O presente levantamento foi realizado no Portal de Periódicos da Capes, sendo atualizado em 2022. A estratégia de busca incluiu os seguintes descritores: Educação Popular; drogas; educação sobre drogas; prevenção ao uso de drogas. Todos os termos foram utilizados em conjunto. Utilizou-se o operador booleano AND.

Para a construção dessa revisão narrativa foram seguidas as seguintes etapas: 1) definição do objetivo da pesquisa; 2) definição do recorte temporal; 3) estabelecimento das fontes de dados e da base de pesquisa; 3) definição dos descritores de busca; 4) coleta dos documentos; 5) definição dos critérios de exclusão; 6) leitura dos títulos e dos resumos; 7) leitura completa dos estudos; 8) identificação das abordagens de Educação Popular.

O recorte temporal compreendeu os últimos nove anos (20142022). No Portal de Periódicos da Capes foram priorizados artigos revisados por pares, o que resultou em um total de 286 trabalhos selecionados e avaliados de acordo com os critérios de exclusão: ser pertinente ao tema da pesquisa; estar em formato de artigo; trazer

o diálogo entre Educação Popular e prevenção/educação sobre drogas.

Após a leitura dos títulos e dos resumos foram selecionados para leitura completa dez trabalhos que apresentavam a relação direta entre Educação Popular e educação sobre drogas. Após leitura completa constatou-se que em dois estudos a Educação Popular foi a abordagem escolhida para a realização de atividades junto a pessoas que consomem drogas, porém não foi desenvolvido o tema de prevenção/educação sobre drogas. Dessa maneira, oito trabalhos passaram a constituir o corpus da pesquisa. A seguir apresenta-se um quadro com as produções encontradas.

3. Resultados e discussão

3.1. O que dizem as pesquisas sobre drogas no contexto da Educação Popular?

Quadro 1 Produções científicas encontradas no banco de dados utilizado que compõem o corpus do estudo. 

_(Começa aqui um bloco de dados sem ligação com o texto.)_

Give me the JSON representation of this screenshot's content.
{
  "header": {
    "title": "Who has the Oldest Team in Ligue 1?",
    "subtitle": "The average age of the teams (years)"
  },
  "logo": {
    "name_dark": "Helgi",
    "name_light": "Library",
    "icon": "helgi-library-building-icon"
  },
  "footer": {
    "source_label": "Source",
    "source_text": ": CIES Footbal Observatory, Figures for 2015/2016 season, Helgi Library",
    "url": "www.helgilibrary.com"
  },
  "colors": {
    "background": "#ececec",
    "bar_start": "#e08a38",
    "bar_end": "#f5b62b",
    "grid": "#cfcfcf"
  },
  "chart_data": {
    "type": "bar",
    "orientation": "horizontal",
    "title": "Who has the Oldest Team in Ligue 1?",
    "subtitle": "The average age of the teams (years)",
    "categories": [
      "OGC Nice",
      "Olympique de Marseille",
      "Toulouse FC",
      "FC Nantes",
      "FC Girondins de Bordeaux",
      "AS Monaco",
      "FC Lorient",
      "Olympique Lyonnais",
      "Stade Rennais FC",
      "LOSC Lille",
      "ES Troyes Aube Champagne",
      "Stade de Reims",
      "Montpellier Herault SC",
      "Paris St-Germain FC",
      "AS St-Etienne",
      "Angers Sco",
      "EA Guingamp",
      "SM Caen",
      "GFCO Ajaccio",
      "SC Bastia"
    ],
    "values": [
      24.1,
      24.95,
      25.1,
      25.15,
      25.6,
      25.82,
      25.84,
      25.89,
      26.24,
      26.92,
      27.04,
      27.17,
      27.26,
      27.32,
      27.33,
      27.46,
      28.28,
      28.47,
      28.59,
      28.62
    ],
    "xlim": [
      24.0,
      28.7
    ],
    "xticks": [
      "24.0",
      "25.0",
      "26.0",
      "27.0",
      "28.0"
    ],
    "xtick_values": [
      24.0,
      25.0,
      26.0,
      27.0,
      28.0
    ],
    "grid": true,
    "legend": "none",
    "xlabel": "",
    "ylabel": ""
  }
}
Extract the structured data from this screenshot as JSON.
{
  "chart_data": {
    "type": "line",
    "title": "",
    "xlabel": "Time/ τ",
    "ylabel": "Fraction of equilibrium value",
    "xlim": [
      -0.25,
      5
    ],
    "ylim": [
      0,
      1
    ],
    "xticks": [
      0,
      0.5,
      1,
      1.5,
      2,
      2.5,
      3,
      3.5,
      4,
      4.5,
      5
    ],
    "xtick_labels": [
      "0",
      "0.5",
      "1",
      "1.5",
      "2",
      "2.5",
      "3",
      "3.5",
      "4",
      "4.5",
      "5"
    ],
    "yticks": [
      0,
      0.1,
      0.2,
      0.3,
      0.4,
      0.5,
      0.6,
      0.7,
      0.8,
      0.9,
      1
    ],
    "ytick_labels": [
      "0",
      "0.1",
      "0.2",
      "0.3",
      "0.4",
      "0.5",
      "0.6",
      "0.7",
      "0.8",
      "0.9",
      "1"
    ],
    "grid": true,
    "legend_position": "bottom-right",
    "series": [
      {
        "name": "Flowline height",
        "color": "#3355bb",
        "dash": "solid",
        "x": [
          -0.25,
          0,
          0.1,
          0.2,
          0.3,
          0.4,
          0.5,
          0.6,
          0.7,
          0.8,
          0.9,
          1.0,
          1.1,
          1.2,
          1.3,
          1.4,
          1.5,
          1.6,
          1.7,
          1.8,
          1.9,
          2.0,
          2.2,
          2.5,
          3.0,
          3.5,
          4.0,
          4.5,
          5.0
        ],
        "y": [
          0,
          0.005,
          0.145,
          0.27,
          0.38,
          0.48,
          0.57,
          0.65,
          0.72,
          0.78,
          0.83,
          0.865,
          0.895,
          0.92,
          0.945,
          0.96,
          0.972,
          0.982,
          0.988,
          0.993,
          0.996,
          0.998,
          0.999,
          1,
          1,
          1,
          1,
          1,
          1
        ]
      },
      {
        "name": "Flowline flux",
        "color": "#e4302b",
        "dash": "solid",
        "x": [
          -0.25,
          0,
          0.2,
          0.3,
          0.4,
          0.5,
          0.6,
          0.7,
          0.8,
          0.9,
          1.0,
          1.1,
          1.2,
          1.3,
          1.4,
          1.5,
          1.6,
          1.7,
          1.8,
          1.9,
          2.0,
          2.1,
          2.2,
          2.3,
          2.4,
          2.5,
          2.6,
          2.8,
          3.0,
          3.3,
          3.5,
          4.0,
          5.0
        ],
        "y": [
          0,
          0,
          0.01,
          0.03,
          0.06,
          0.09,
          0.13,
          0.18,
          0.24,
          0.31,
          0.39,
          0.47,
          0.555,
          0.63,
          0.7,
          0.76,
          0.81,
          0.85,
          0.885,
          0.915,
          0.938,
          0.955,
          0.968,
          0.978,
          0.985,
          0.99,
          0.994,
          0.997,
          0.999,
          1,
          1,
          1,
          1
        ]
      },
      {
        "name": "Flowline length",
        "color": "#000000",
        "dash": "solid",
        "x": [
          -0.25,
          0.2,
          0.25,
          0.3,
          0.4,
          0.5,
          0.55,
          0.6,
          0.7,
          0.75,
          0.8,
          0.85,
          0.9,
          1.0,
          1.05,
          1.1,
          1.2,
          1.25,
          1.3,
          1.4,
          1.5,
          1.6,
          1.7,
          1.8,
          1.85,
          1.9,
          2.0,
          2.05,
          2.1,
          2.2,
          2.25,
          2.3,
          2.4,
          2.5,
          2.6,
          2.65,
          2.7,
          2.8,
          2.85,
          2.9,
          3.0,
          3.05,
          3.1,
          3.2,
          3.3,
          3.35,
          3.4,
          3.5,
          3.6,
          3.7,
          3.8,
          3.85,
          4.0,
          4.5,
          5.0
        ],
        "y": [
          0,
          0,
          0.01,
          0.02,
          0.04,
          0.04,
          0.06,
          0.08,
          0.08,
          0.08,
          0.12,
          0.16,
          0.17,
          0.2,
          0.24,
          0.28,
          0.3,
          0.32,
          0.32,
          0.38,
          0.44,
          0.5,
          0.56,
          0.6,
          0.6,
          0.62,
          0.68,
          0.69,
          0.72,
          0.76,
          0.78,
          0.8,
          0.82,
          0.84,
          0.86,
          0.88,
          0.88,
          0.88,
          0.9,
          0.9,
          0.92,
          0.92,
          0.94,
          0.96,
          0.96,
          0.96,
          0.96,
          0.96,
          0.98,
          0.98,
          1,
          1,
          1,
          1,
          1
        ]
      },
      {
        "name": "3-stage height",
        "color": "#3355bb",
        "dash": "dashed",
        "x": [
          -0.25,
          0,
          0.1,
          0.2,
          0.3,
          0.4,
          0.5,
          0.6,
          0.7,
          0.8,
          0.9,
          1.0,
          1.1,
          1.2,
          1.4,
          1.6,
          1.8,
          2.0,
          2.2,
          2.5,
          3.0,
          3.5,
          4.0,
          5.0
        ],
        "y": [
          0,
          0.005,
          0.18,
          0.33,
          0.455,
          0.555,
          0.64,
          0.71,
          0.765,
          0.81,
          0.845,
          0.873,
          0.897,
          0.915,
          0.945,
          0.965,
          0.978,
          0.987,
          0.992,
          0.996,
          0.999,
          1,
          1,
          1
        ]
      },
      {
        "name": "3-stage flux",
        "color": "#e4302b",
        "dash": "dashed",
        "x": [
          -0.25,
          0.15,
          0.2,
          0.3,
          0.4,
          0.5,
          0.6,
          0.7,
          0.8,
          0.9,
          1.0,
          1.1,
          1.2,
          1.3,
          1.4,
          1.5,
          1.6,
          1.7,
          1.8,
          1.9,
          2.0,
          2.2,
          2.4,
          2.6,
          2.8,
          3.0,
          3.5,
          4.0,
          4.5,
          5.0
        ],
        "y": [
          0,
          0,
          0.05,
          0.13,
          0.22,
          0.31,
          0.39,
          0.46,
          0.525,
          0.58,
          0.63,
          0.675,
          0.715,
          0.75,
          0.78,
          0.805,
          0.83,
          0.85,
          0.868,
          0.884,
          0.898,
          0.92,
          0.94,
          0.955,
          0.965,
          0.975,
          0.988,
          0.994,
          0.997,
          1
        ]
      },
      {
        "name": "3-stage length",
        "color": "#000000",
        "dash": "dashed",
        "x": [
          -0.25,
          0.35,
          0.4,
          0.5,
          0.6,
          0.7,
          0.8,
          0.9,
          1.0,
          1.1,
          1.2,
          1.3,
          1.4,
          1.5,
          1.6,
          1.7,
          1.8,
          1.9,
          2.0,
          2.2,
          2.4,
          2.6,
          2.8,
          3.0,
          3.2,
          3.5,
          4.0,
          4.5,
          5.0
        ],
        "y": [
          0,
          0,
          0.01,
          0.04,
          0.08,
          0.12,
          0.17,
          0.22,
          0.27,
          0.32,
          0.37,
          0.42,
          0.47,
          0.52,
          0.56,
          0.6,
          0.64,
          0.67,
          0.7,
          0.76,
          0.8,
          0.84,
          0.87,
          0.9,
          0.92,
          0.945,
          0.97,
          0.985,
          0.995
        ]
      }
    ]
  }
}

AUTOR TÍTULO ANO PERIÓDICO
BRANCO, N. M. M. C. et al. Desconstruindo mitos e preconceitos sobre “loucos” e “drogados”: uma proposta de ação educativa para familiares de usuários de álcool e outras drogas na perspectiva da educação popular 2016 Pesquisas e Práticas Psicossociais
LEITE, I. N. Educação popular ontem e hoje: perspectivas e desafios 2016 Revista Espaço Acadêmico
LEITE, I. N. A educação popular perante a questão das drogas: uma incursão no tema e um marco conceitual 2018 Revista de Educação Popular da Universidade Federal de Uberlândia
LEITE, I. N. Educação Popular, sociedade e drogas: uma perspectiva para o trabalho socioeducativo 2019 Revista Emancipação
RUCKERT, B. et al. Diálogos entre a saúde do campo e a saúde mental: a experiência da oficina de educação popular em saúde mental do MST na ESP MG 2014 Interface
VASCONCELOS, A. C. M. et al. Educação popular em saúde na abordagem sobre drogas com adolescentes 2016 Revista de Educação Popular da Universidade Federal de Uberlândia
FARIAS, H. S. L. et al. Educação Popular no cuidado integral ao usuário de álcool e outras drogas 2020 Revista de Educação Popular da Universidade Federal de Uberlândia
ALBUQUERQUE, A. A. U. L. et al. Educação popular e economia solidária na prevenção ao consumo de álcool na adolescência 2016 Revista da Faculdade de Educação da Universidade do Estado de Mato Grosso

Fonte: elaboração própria.

Desde que se tornou uma temática com relevância para a sociedade, a questão das drogas tem sido abordada a partir de diferentes perspectivas e visões de mundo. Alguns grupos sociais tomaram essa questão como uma bandeira de luta, com uns batalhando para exterminar essas substâncias e, assim, possivelmente, acabar com a comercialização e o consumo, outros para que o tema passe a ser tratado como uma questão de saúde pública e os seus consumidores respeitados e cuidados quando necessário. Dada a complexidade do fenômeno, faz-se pertinente abordá-lo de forma crítica. A seguir averiguar-se-á o que dizem os estudos.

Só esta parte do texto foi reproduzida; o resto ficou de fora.